Diamond to Ore Ratio

Diamond Ore
[Image Courtesy: Reuters, Sergei Karpukhin, The National]

Ratios are a great way to reduce large numbers into terms easier to understand. While certainly not a romantic equation, it’s likely you’ve never heard of what the Diamond to Ore ratio does. Why? Because it accurately reveals one aspect of the many unsettling truths associated with diamond mining.

The ratio of diamond to ore is among the defining metrics that diamond mines use to calculate the return on investment before breaking ground on a prospective mine. The ratio calculates the average amount of ore (rock) that needs to be moved in order to yield diamonds. This ratio can vary based on geographic location and diamond mining techniques.

The ratio is derived from the Gemological Institute of America (GIA), reverse engineered, & re-calculated by Soha Diamond Co. to reflect finished (cut & polished) gem quality diamonds.

Keep in mind, diamonds are mined in a rough state and sold to the end consumer in a finished state. For example, the most highly sought after diamond carat weight is 1.00 carat. Which means that workers process approximately 7.35 US Tons (14,693 US Pounds) of ore in order to recover two carats of rough mined diamond, which would then finish into a one carat round brilliant diamond.

The process of diamond cutting is a fascinating one. It’s the only element of the 4 C’s that humans have control over. Diamond cutters have to work within the parameters of the “rough” diamond with the underlying goal of maximizing its weight. The cutter cannot control what clarity characteristics it exhibits, what color of the stone is, or how large (carat weight) the rough was to begin with.

With adequate planning, ideally, the cutter will choose to maximize all, some, or one of the 4 C’s (Clarity, Color, Cut, Carat Weight). Sometimes, choosing to either minimize clarity characteristics, unleash the best possible color, focus on cut, or retain as much carat weight (or a combination of all four).

Even the dust from the cutting process is accounted for, saved, and reused for future cutting and polishing tools and equipment. Therefore, experience, precision, and minimal weight loss is expected from modern day diamond cutters. Unintuitively, sacrificing the quality of the cut can sometimes be a trade-off in order to maximize other 4 C attributes. Depending on shape, weight loss can be as high as 85% of rough or as little as 20% of rough. Said another way, a 1.00 carat piece of diamond rough could result in as little as 0.15 carats (points) or as much as 0.80 carats (points) of cut & polished (finished) diamond.

The round brilliant is the most popular diamond shape and typically exhibits 50% weight loss from its rough to finished state. Therefore, 50% is the percentage we will use as the average weight loss for rough diamonds.

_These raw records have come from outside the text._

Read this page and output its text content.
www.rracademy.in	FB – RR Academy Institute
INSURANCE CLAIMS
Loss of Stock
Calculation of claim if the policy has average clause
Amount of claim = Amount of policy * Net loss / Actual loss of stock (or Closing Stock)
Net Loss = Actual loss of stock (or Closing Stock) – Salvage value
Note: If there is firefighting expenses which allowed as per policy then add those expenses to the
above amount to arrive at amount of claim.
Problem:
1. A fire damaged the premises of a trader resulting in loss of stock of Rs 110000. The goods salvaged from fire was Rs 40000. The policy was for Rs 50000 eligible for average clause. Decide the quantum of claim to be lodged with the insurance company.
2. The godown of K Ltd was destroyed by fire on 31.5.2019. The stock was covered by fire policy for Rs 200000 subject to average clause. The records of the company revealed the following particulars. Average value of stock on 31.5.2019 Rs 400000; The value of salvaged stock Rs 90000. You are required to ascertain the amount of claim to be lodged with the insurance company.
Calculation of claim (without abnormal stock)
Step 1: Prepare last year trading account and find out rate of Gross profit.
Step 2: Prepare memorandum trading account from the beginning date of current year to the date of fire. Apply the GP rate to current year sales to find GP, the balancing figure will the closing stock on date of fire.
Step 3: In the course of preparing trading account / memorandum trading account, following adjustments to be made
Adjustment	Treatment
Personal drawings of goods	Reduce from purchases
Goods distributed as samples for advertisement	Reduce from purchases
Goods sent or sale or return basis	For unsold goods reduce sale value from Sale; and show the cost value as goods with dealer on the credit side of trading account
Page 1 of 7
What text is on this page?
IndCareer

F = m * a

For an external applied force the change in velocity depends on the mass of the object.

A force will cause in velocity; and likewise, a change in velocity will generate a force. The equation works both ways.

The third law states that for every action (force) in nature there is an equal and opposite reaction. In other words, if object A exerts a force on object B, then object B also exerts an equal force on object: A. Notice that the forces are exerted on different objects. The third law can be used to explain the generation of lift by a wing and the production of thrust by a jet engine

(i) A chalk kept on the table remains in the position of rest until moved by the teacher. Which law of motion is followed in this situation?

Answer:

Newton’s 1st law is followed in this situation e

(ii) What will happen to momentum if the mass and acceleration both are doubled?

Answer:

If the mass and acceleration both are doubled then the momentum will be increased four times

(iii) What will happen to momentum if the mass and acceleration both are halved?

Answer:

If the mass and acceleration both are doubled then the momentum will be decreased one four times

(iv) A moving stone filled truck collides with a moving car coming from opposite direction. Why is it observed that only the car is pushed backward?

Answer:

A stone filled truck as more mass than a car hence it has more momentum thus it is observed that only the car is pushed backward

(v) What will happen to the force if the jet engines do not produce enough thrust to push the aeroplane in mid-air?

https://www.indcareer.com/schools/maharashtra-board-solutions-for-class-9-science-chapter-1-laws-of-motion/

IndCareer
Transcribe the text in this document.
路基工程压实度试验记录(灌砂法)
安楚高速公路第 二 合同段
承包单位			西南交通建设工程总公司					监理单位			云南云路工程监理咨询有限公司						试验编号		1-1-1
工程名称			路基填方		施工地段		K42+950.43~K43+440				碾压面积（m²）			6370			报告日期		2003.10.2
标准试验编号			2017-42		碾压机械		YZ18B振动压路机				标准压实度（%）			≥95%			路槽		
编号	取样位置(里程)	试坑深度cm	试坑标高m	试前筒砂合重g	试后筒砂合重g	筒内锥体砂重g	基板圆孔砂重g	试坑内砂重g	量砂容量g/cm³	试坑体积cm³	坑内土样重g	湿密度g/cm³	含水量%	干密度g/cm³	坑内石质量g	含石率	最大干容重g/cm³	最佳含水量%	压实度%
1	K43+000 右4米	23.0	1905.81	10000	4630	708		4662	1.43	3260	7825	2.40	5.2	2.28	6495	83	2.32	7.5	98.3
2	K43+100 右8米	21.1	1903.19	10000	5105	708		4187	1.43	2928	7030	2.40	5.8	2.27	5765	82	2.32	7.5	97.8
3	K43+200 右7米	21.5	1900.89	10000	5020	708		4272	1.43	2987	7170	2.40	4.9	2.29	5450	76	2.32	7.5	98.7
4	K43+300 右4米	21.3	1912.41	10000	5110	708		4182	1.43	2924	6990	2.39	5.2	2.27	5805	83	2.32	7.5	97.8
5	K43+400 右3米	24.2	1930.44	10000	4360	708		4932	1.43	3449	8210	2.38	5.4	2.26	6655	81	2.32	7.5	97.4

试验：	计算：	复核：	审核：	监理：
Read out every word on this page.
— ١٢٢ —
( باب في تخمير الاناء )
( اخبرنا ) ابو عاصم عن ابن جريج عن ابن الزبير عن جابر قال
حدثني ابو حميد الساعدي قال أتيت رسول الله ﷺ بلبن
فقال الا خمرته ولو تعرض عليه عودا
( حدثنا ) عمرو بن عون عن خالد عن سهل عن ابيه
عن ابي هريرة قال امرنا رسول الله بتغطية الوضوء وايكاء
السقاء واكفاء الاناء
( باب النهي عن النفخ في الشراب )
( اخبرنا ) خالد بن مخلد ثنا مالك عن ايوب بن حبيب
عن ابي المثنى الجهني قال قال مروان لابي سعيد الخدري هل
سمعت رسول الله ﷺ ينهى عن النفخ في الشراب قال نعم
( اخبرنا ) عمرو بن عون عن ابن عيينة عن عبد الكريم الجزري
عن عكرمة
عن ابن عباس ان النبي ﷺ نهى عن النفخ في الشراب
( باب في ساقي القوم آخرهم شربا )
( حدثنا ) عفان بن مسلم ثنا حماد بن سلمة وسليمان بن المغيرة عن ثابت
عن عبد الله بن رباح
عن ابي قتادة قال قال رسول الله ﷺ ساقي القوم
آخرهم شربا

This percentage may vary on a case-by-case basis and on a number of contributing factors, most importantly, the final decision being made by the diamond cutter who will maximize as many attributes of the 4 C’s as possible.

This means that for every finished diamond you see being worn in fine jewelry or for sale, rest assured it was once on average a piece of “rough” that was approximately twice as large in carat weight upon discovery.

By purchasing a Lab-grown diamond, you are contributing to saving precious ore from being moved in the diamond mining process.

Diamond to Ore Ratio

Mined Diamond (Carats) Ore (US Tons) Ore (Pounds)
0.50 ct. 3.67 7,347
1.00 ct. 7.35 14,693
1.50 ct. 11.02 22,040
2.00 ct. 14.69 29,387
3.00 ct. 22.04 44,080
4.00 ct. 29.39 58,773


* Original diamond to ore ratio courtesy of the Gemological Institute of America (GIA). The ratio was reverse engineered & re-calculated by Soha Diamond Co.

* Note: 1.00 Carat = 100 Points

* Note: 0.01 Carat = 1 Point

* All weights and measurements are approximated and rounded two decimal places


  1. This article is a bit misleading. A diamond mine that has a grade of 1 ct per 7(.35!!) tonnes of ore means that across the spread of commercially sized diamonds there is typically 1 ct of MIXED sizes per 7 tonnes. This is quite different to the quantity of ore required to deliver a 1 ct diamond which is likely to be 10+ times the tonnage, while for a 2 ct diamond it may be 50x the tonnage.